Some might wonder why VW NZ is not making more of a power play to elevate Amarok’s status at a time when one-tonners are running hot.
In addition to being the sole V6 in a field otherwise populated by a five-cylinder and a wide choice of four-pots, VW’s unit is also set to be the new leader for power and torque, with 18kW more power and a massive 80Nm more torque than the current king-hitting Ranger/BT-50 five-cylinder.
However, a mass attack might still be on the cards – just not initially.
Frear says there might still be latitude in the long-term to provide the engine in other states of tune, and in other models and perhaps even spreading beyond Highline, to the new Comfortline (the new mid-spec trim) if not the Trendline – which, though presently the md-spec version, is to become the entry designation from year-end.
“I guess how we structure the model lineup, at the time of launch, is not necessarily set in stone forever.
“At the moment we are targeting the V6 at the top end of the lineup … at this stage in New Zealand it will come in Highline only and only with the permanent all-wheel-drive.
“We’ve had to make a call as to what do we think is the best engine mix and variants to run with at launch and, as that evolves, we have the options to look at more variants and more engine configurations.”
The new engine will be in tight supply, at least initially, and he says VW NZ is also being guided by current buying trends.
Premium doublecab auto utes already hold No.1 status among one-tonne format choices, so VW is immediately still well positioned to profit handsomely as the current Highline editions are the best-selling Amarok variants.
Thought that many Highlines are being bought primarily for recreation and weekend warrior pursuit is disputed, however.
“I don’t think it’s fair to say that.
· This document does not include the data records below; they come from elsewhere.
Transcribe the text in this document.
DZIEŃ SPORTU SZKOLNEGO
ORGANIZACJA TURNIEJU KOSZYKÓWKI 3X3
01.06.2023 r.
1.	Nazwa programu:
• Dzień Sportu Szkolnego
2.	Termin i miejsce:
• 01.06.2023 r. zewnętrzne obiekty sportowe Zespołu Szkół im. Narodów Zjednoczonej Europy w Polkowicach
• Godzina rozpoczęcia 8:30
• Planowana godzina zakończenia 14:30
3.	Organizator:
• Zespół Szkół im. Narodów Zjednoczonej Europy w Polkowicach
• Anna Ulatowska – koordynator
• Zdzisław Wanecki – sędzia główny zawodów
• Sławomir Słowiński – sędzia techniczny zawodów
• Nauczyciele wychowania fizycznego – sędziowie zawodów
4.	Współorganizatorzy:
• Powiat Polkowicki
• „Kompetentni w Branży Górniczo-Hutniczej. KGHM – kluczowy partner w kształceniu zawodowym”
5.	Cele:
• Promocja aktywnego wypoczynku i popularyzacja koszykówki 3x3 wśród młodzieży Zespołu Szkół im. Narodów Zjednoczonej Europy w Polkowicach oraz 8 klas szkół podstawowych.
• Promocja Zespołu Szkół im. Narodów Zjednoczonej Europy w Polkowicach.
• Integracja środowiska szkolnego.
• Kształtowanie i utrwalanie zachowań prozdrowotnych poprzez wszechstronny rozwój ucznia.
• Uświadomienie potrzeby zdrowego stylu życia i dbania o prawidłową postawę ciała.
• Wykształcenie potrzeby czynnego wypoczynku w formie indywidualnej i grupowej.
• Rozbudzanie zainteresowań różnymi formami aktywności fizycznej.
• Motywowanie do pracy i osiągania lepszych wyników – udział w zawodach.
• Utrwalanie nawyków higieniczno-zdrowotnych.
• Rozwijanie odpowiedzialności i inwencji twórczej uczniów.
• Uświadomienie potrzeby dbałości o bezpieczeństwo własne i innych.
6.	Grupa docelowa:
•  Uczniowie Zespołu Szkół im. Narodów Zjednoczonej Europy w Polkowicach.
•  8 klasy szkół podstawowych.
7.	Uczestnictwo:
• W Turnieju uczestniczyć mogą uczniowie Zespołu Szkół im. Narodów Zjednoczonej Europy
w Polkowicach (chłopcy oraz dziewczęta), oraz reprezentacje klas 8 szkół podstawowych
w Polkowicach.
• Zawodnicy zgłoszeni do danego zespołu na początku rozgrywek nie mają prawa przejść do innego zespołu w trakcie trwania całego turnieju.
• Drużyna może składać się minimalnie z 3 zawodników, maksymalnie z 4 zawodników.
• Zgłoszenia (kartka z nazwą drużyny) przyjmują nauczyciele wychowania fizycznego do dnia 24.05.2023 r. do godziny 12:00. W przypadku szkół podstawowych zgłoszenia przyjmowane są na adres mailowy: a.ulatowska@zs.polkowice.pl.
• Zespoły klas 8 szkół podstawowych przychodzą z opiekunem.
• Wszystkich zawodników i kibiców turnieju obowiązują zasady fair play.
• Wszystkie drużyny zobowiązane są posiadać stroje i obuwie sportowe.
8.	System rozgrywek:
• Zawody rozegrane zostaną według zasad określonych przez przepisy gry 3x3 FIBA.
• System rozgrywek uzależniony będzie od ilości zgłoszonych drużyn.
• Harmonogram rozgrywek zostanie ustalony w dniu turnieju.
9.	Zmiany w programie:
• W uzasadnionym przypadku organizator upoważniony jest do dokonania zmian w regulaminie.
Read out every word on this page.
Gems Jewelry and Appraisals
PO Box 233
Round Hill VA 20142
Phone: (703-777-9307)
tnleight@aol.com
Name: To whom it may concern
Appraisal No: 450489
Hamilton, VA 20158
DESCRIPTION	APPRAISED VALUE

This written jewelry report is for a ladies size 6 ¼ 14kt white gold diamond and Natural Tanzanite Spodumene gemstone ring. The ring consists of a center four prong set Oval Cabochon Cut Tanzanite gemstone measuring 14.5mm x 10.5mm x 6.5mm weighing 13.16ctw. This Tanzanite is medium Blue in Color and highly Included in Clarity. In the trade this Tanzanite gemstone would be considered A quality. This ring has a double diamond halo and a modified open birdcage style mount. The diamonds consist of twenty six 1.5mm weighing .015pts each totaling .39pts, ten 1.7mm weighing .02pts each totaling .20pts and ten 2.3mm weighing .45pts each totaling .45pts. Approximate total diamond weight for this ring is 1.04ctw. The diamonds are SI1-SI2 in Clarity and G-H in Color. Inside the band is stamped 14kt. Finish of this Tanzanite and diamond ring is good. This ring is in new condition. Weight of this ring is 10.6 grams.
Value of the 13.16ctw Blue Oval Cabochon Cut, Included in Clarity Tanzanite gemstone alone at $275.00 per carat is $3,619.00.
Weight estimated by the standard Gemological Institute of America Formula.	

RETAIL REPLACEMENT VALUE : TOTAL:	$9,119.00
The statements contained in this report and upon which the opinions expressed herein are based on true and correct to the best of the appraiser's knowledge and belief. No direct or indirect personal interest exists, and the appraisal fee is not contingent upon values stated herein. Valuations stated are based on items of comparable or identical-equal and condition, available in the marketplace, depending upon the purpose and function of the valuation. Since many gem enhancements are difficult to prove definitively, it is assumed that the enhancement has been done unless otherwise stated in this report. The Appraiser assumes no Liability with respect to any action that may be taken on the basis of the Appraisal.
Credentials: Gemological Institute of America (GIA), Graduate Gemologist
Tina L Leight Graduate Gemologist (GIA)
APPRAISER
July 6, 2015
I don’t think they are bought for purely personal and recreational use. Yes, clearly we have a strong following from the private buyer, and maybe we’re a bit stronger there, but we also attract buyers in that corporate and Government space as well.”
Frear agrees there is potential that the dealers will have pre-sold many V6s even before the first arrives. He says local market reaction to the engine, which was only confirmed at the start of the week, has been very strong.
“I think we will begin pre-sales well in advance of the first vehicles landing and, given that supply will be tight at the time of launch and for the first few months after that, I would not be surprised if we had a very high percentage of pre-sales.”
Whatever the interest, existing Amarok customers – especially those of long standing association - will have priority for purchase.
“Those people who have stood by us over the past five or six years will have preference first and foremost, regardless of whether they are keen on getting a V6 or one of the other new models.”
Despite the addition of a new engine, VW NZ plans to maintain the same count of Amarok variants it has at present.
“Broadly speaking we have the same number of variants, it’s just the make-up of those that will be a bit different.”